On Wednesday 13 March 2019 the University of Sheffield and Sohar University officially launched the first greenhouse at the Sohar campus.

The greenhouse, which is 150m2, will be used as a research facility, demonstrating the potential to produce fish, vegetables and herbs.

Professor Duncan Cameron from the Department of Animal and Plant Sciences and Professor Tony Ryan from the Department of Chemistry, at the University of Sheffield attended the event along with the British Ambassador to Oman, HE Hamish Cowell and Omani Minister, HE Eng Ahmed Bin Hassan Al Deab.

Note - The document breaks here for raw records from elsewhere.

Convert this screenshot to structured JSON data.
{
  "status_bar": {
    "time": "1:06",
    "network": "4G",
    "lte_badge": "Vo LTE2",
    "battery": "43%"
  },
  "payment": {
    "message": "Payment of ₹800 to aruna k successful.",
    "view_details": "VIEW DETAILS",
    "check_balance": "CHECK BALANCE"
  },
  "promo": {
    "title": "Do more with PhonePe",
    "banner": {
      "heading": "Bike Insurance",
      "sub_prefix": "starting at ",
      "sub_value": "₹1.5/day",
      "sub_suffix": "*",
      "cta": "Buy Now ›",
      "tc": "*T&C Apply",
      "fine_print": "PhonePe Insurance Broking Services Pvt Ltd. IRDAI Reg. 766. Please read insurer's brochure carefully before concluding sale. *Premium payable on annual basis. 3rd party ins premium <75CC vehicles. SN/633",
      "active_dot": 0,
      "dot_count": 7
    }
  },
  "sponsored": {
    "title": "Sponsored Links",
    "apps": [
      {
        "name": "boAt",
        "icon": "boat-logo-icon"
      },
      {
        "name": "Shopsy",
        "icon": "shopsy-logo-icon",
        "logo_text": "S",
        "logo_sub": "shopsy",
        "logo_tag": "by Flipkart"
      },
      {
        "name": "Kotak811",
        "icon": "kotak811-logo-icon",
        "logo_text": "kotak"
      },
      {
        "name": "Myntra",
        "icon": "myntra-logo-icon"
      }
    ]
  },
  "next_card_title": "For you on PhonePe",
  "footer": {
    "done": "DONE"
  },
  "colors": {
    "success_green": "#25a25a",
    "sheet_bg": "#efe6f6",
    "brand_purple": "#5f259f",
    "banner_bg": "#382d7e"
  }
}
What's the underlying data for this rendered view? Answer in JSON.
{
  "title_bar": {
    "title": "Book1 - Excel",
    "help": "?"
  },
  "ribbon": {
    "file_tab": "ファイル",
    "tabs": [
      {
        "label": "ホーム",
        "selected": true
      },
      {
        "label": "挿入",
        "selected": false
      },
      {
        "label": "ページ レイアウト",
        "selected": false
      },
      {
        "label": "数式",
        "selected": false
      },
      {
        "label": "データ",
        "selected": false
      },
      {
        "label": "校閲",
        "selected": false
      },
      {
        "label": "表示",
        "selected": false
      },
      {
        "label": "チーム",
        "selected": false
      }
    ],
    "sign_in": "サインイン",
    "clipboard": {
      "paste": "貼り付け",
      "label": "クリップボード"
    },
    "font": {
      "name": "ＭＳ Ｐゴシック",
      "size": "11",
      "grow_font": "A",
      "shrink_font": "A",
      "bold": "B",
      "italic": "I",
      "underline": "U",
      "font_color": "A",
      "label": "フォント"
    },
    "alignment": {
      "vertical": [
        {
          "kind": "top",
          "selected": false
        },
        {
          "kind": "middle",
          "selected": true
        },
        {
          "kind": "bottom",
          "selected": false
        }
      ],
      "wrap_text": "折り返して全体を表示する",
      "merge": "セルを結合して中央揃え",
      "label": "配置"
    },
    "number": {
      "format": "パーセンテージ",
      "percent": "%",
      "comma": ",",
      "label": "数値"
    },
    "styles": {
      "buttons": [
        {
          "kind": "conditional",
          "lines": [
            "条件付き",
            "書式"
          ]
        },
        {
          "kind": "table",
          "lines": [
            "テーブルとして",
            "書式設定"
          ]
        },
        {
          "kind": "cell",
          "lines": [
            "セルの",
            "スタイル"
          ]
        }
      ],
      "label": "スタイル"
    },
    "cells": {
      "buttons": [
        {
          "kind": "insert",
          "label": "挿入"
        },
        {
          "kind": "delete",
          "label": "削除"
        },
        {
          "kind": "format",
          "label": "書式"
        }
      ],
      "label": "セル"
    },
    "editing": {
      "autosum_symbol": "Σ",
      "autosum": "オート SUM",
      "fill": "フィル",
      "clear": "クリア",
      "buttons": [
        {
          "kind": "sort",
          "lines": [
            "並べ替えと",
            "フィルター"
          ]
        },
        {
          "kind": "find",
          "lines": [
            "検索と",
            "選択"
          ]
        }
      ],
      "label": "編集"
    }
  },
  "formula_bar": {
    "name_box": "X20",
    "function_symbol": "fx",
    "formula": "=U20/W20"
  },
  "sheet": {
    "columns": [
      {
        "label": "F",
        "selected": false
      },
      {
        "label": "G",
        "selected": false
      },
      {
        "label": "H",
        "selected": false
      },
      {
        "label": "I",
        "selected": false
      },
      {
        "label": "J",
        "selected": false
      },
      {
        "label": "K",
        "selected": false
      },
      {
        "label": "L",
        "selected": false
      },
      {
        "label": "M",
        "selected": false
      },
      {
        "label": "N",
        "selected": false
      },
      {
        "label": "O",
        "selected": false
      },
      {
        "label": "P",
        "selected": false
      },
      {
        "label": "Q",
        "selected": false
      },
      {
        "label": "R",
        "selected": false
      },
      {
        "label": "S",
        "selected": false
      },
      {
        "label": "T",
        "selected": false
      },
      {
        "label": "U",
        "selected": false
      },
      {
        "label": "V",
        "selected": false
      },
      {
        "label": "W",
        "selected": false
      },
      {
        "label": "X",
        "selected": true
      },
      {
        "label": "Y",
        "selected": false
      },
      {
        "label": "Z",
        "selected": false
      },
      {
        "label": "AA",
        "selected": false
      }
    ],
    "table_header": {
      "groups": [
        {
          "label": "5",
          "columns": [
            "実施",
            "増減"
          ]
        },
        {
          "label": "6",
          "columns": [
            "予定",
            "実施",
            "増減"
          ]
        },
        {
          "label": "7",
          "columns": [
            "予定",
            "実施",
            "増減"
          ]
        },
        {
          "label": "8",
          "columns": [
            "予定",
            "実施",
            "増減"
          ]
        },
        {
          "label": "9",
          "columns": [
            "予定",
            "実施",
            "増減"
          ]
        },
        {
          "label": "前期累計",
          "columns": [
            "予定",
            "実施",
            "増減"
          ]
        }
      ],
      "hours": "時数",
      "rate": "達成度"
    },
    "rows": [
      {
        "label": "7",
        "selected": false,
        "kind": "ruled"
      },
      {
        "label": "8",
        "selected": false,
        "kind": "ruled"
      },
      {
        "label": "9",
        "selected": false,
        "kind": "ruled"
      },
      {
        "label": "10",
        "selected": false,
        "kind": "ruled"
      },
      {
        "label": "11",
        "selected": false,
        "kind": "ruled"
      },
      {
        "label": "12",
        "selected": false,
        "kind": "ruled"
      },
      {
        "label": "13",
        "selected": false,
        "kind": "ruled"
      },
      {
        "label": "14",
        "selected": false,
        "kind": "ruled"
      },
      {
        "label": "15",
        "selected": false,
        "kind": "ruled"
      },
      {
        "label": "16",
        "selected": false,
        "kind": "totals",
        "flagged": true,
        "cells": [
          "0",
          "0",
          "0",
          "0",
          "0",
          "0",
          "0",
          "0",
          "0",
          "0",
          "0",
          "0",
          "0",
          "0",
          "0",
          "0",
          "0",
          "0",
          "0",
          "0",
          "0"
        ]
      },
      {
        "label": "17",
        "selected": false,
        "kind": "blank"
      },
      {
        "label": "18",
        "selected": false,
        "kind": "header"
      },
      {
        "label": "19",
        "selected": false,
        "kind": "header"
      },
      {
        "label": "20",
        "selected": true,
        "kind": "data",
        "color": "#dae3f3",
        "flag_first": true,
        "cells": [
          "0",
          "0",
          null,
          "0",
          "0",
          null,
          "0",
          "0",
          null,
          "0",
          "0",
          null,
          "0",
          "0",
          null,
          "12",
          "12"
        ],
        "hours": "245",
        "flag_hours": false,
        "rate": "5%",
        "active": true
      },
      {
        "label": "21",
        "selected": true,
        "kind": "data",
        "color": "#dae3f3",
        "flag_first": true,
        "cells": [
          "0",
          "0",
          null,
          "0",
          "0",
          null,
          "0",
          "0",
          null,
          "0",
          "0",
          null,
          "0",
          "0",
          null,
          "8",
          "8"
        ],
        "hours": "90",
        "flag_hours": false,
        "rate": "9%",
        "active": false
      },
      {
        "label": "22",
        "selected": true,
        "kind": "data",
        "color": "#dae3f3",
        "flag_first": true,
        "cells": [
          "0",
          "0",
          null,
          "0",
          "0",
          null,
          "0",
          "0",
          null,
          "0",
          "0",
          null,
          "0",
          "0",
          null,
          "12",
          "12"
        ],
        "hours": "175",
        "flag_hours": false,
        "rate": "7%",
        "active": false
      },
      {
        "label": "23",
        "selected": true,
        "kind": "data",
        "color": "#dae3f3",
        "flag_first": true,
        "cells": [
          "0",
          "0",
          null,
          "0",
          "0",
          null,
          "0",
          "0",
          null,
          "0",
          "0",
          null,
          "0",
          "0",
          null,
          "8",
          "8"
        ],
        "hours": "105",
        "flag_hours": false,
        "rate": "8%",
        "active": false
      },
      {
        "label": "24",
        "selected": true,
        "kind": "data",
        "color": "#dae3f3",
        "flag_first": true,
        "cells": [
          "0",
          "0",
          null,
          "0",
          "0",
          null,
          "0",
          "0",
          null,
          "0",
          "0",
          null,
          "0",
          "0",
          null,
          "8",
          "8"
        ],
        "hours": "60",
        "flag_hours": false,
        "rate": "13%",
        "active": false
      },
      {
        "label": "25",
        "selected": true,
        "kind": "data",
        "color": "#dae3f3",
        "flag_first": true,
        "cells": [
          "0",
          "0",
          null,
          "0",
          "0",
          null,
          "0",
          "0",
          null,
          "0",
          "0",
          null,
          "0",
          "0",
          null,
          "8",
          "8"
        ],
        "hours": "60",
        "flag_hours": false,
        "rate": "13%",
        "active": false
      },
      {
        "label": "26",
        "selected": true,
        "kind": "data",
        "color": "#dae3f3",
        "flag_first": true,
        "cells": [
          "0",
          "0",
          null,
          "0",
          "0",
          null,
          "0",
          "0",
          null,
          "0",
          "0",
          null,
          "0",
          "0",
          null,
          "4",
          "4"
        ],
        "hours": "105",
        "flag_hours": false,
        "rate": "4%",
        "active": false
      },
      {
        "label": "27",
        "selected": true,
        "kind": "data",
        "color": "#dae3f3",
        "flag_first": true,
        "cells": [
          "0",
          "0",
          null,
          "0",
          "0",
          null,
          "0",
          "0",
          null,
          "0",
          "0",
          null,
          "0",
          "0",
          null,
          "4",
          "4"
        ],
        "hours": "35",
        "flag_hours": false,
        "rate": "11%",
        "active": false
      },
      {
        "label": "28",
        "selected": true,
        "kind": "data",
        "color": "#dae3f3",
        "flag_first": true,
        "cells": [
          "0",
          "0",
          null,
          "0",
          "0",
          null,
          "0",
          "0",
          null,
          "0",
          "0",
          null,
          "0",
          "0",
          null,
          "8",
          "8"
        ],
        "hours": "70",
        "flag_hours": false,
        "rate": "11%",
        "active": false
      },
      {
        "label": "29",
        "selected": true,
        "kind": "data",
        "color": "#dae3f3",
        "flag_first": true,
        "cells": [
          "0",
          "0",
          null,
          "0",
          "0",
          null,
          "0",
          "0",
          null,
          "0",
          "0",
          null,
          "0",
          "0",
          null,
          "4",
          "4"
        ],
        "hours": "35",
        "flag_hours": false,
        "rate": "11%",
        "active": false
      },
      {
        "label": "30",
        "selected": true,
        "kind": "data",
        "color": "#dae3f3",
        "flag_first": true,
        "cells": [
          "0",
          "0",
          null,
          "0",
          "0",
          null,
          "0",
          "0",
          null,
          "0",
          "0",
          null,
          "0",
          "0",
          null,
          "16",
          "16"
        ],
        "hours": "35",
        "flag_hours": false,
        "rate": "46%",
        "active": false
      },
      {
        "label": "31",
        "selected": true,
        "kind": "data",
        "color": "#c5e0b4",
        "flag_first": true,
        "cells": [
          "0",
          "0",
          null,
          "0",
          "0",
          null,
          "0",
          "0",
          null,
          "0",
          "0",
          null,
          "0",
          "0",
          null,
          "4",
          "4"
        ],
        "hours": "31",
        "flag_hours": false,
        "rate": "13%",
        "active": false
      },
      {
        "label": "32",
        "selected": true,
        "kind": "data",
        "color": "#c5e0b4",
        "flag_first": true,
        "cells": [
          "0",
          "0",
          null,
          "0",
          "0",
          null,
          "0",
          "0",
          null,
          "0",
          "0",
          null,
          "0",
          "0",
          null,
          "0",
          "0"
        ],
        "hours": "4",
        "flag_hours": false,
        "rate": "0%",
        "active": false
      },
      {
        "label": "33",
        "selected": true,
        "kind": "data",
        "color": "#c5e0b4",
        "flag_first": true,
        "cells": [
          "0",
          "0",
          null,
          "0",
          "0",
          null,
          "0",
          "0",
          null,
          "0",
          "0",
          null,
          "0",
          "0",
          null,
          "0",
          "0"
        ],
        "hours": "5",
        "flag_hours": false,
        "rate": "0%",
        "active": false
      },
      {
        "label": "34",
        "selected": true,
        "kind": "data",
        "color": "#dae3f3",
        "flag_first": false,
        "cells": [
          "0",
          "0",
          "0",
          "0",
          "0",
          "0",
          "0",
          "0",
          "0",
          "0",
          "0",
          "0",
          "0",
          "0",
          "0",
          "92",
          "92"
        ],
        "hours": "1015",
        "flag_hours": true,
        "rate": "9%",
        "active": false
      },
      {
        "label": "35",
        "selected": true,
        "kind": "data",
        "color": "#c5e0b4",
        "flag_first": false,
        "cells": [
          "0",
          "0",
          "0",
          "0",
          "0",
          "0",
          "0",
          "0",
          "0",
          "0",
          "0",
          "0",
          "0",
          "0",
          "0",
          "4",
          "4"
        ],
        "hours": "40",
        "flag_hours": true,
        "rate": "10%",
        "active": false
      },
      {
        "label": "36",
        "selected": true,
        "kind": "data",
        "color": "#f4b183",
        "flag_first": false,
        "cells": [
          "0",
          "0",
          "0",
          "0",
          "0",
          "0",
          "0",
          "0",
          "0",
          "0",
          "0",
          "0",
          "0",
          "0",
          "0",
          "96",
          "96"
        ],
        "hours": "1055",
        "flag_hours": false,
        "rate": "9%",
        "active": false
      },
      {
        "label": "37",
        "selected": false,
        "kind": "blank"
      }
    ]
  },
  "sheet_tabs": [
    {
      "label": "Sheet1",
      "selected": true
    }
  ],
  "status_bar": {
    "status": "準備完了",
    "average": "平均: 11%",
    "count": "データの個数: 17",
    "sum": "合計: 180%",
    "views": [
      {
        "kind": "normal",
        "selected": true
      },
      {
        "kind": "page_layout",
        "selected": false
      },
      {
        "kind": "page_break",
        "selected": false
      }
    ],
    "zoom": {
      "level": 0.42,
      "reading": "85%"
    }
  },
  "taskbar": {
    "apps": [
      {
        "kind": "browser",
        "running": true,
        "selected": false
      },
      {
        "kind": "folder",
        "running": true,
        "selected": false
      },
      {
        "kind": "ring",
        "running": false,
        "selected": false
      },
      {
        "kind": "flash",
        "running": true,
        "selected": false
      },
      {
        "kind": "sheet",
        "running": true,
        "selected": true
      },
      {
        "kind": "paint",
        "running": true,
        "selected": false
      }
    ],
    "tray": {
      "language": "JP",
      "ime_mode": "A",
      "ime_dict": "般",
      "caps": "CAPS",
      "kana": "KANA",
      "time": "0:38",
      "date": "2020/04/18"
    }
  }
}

Professor Ryan, said: “We’re delighted to be unveiling the first science-led greenhouses to provide fresh local fruit and vegetables. We hope to work with other communities living in some of the world’s harshest climates to develop more greenhouses.”

The greenhouse forms part of a larger microcosm farming project by Grantham Centre for Sustainable Futures at the University of Sheffield which aims to help feed the world’s growing population. Scientists hope that these greenhouses can become be tailored to the specific needs of any country or location.

The University of Sheffield and Sohar University collaboration has received funding from the UK Gulf Institutional Links programme via the UK government’s Department for Business, Energy and Industrial Strategy (BEIS). Part of the UK Government's strategic commitment to strengthening partnerships with the Gulf countries.